Even if these replacements for onion powder won’t give you the exact same taste as the original, they might still add something new to your recipe that you didn’t know it needed.

In fact, some recipes may even benefit from one of these alternatives more than they would from onion powder, so don’t be afraid of trying out new flavors!

What spice can replace onion powder?

The best spice to replace onion powder is garlic powder. This will give your dish a garlicky flavor with some onion undertones. Another popular choice for substituting onion powder is powdered celery root. If you want a sweeter flavor, you can try powdered parsley instead of using parsley flakes or fresh parsley leaves.

Is onion salt the same as onion powder?

Onion salt and onion powder are two different products. Onion salt is a mixture of salt and some other ingredients while onion powder is just pure dried onion.

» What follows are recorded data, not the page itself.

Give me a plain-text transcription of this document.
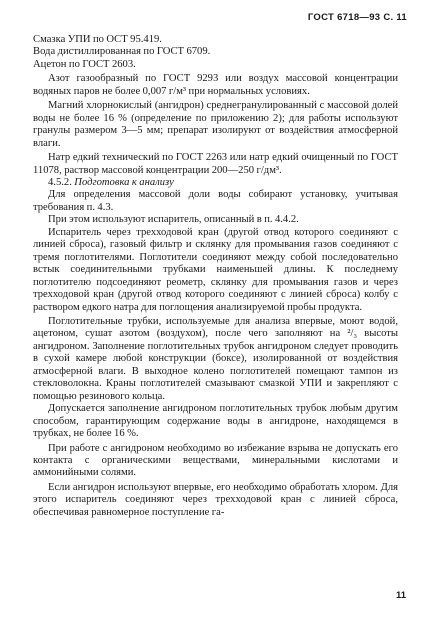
ГОСТ 6718—93 С. 11

Смазка УПИ по ОСТ 95.419.

Вода дистиллированная по ГОСТ 6709.

Ацетон по ГОСТ 2603.

Азот газообразный по ГОСТ 9293 или воздух массовой концентрации водяных паров не более 0,007 г/м³ при нормальных условиях.

Магний хлорнокислый (ангидрон) среднегранулированный с массовой долей воды не более 16 % (определение по приложению 2); для работы используют гранулы размером 3—5 мм; препарат изолируют от воздействия атмосферной влаги.

Натр едкий технический по ГОСТ 2263 или натр едкий очищенный по ГОСТ 11078, раствор массовой концентрации 200—250 г/дм³.

4.5.2. Подготовка к анализу

Для определения массовой доли воды собирают установку, учитывая требования п. 4.3.

При этом используют испаритель, описанный в п. 4.4.2.

Испаритель через трехходовой кран (другой отвод которого соединяют с линией сброса), газовый фильтр и склянку для промывания газов соединяют с тремя поглотителями. Поглотители соединяют между собой последовательно встык соединительными трубками наименьшей длины. К последнему поглотителю подсоединяют реометр, склянку для промывания газов и через трехходовой кран (другой отвод которого соединяют с линией сброса) колбу с раствором едкого натра для поглощения анализируемой пробы продукта.

Поглотительные трубки, используемые для анализа впервые, моют водой, ацетоном, сушат азотом (воздухом), после чего заполняют на ²/₃ высоты ангидроном. Заполнение поглотительных трубок ангидроном следует проводить в сухой камере любой конструкции (боксе), изолированной от воздействия атмосферной влаги. В выходное колено поглотителей помещают тампон из стекловолокна. Краны поглотителей смазывают смазкой УПИ и закрепляют с помощью резинового кольца.

Допускается заполнение ангидроном поглотительных трубок любым другим способом, гарантирующим содержание воды в ангидроне, находящемся в трубках, не более 16 %.

При работе с ангидроном необходимо во избежание взрыва не допускать его контакта с органическими веществами, минеральными кислотами и аммонийными солями.

Если ангидрон используют впервые, его необходимо обработать хлором. Для этого испаритель соединяют через трехходовой кран с линией сброса, обеспечивая равномерное поступление га-

11
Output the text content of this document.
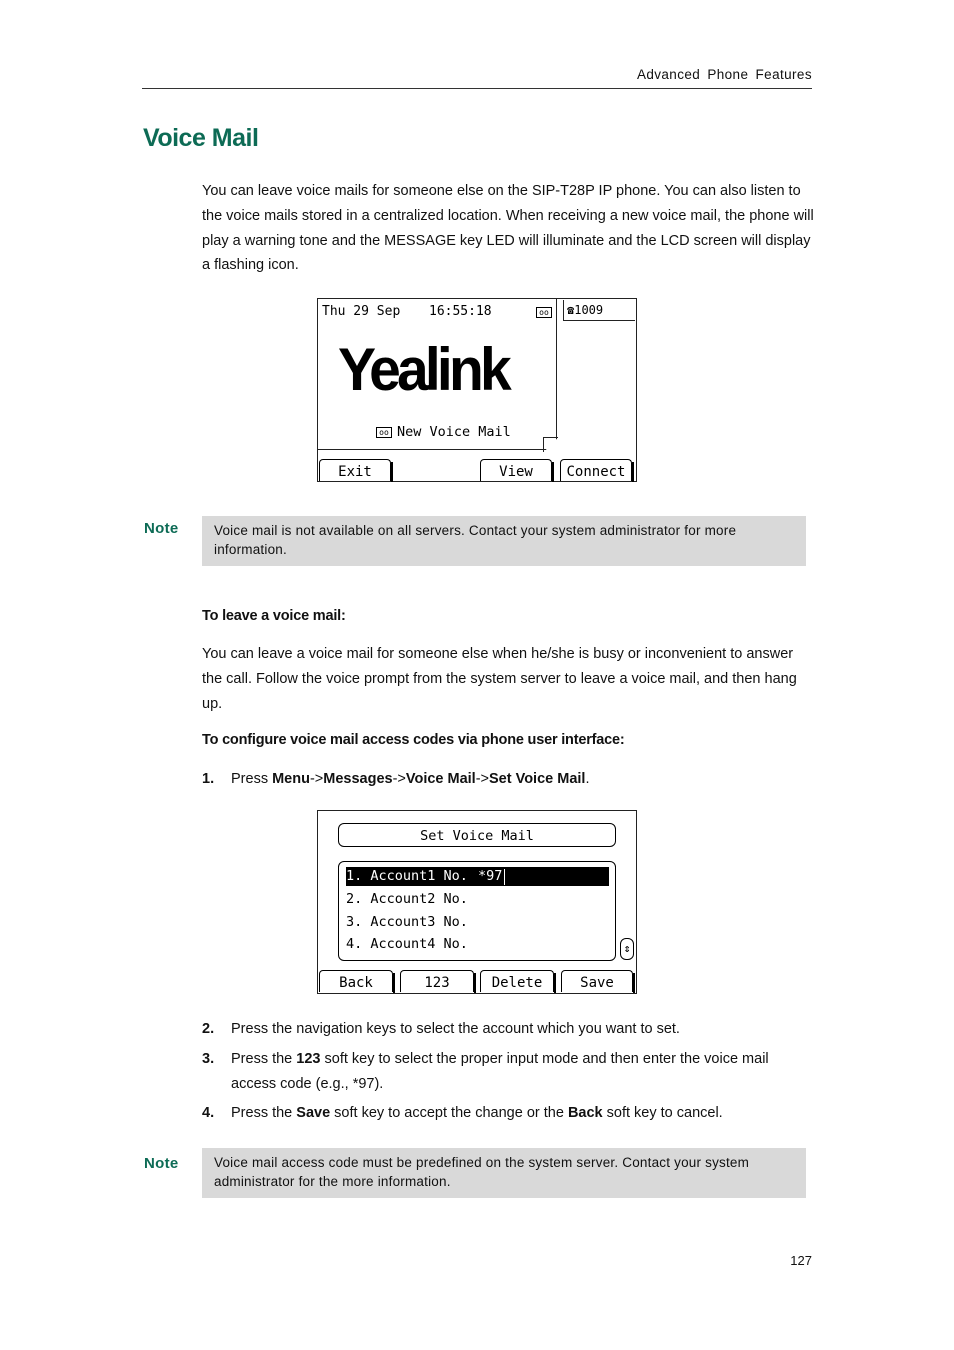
Advanced Phone Features
Voice Mail
You can leave voice mails for someone else on the SIP-T28P IP phone. You can also listen to the voice mails stored in a centralized location. When receiving a new voice mail, the phone will play a warning tone and the MESSAGE key LED will illuminate and the LCD screen will display a flashing icon.
Thu 29 Sep 16:55:18	oo	☎1009
Yealink
oo New Voice Mail
Exit	View	Connect
Note	Voice mail is not available on all servers. Contact your system administrator for more information.
To leave a voice mail:
You can leave a voice mail for someone else when he/she is busy or inconvenient to answer the call. Follow the voice prompt from the system server to leave a voice mail, and then hang up.
To configure voice mail access codes via phone user interface:
1. Press Menu->Messages->Voice Mail->Set Voice Mail.
Set Voice Mail
1. Account1 No. *97
2. Account2 No.
3. Account3 No.
4. Account4 No.	⇕
Back	123	Delete	Save
2. Press the navigation keys to select the account which you want to set.
3. Press the 123 soft key to select the proper input mode and then enter the voice mail access code (e.g., *97).
4. Press the Save soft key to accept the change or the Back soft key to cancel.
Note	Voice mail access code must be predefined on the system server. Contact your system administrator for the more information.
127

Onion salt contains a variety of spices, which may include garlic, celery seed, parsley, bay leaves, thyme, and sometimes sugar. This mixture is then mixed with table salt to make the final product.

In contrast to this, onion powder has no additives or added ingredients. It’s made from finely ground-dried onions that have been dehydrated at a low temperature for a long time.

How much onion powder equals one onion?

This is one of the most common questions when it comes to onion powder, in fact, a lot of people might assume that the answer is a one-to-one ratio, but it actually depends on what you are making. For example, if you are making a soup then you need more onions than if you were making a sauce or a dish with onions as an ingredient.

In general, the answer is that for every teaspoon of onion powder, you need at least 2 tablespoons of chopped fresh onion.

How to soften onion powder?

A great way to soften onion powder is by heating it in a low-temperature oven. First, you should preheat your oven and make sure the temperature is set at 275 degrees Fahrenheit. Then, mix the onion powder with a bit of water and place it on a baking sheet lined with aluminum foil or parchment paper. Finally, bake it for about 10 minutes before letting it cool down for 10 minutes.